Mas was long a moderate on all this, supported by the lead author of the 1000 page "Bible" of grad micro theory courses, Andreu Mas-Colell, former Catalan fin minster. They want out. Mas has now called for a an election in November, with him calling for full independence. This is viewed as a prelude to a full referendum on the independence issue, even though the Spanish central government says that this would be unconstitutional. Si, we shall see.
The EU, and particularly its Eurozone part, is unhappy about all this. It coincides with a broader fiscal and financial crisis in Spain, with bonds now above 6%, triggering all kinds of alarm bells and a renewed slide of the euro after the Bernanke support (Yes, kids, when things look good and the US stock market goes up, the US dollar goes down against the euro). So, the negotiations by the Spanish central government with the troika of the ECB, IMF, and ESB, with the Germans running the whole show anyway, are seriously muddled by this constitutional crisis, and that is exactly what it is.

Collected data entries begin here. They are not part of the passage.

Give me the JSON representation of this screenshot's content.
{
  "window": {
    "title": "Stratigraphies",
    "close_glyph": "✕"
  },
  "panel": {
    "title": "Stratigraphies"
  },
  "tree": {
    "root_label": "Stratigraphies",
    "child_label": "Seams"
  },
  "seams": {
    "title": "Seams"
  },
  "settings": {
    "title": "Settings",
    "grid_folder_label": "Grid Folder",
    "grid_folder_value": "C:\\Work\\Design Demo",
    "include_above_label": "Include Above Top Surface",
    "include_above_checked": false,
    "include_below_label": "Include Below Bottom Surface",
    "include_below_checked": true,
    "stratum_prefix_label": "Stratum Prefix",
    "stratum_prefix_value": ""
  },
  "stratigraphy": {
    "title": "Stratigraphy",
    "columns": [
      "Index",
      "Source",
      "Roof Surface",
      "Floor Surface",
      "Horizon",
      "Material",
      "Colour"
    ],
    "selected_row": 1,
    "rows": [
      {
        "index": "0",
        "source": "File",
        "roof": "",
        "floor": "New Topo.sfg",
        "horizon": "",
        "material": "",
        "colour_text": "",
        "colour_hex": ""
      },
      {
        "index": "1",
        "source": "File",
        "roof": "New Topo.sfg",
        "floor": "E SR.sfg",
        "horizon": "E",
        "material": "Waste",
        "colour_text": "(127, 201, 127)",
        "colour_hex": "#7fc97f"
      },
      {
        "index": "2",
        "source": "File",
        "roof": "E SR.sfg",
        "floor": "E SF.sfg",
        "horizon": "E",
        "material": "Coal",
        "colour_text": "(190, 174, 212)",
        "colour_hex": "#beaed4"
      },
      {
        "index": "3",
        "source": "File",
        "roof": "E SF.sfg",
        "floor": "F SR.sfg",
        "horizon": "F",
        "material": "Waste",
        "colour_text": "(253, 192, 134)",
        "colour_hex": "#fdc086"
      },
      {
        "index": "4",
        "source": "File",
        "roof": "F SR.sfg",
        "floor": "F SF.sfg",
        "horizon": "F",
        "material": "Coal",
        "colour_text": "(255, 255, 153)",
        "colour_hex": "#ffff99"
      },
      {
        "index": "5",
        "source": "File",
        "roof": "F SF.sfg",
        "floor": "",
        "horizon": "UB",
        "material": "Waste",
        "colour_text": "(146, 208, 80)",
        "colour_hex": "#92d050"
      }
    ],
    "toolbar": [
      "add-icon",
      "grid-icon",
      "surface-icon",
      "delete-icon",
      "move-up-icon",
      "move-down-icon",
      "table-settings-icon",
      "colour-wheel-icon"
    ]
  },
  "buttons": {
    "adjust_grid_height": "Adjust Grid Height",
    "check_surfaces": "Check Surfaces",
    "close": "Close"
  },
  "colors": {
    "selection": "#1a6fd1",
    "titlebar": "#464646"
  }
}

This is serious stuff. I have long been declaring that most of the constantly repeated forecasts of doom and gloom for the euro have been overdone, with US commentators from both the right (mostly), Martin Feldstein and the late Milton Friedman, and the left, most prominently Paul Krugman, with all of these claiming the euro could never get off the ground in the first place and only too eager too trumpet the current problems as showing that they were not total fools in the first place, gag.
Anyway, me the pollyanna on the euro thinks this might be the real banana (the word used to name that which could not be named back in the Ford [or Carter?] administration). It will take some time to work out, and I can easily see them muddling through yet again; but this one will be much tougher than almost any they have to deal with so far.
Heck, Greece does not involve them trying to beat up on the poor Macedonians or the Turkish Cypriots as they so like to do completely idiotically, given their utter fiscal irresponsibility and outright fraud and lying. This is more serious. The Eurozone can dump Greece, but it cannot dump Spain. That would be the end of the game.
1) I was sad to see that mamoth first sentence come to an end. After 3 lines, I had hopes that it had the stamina to last the whole post.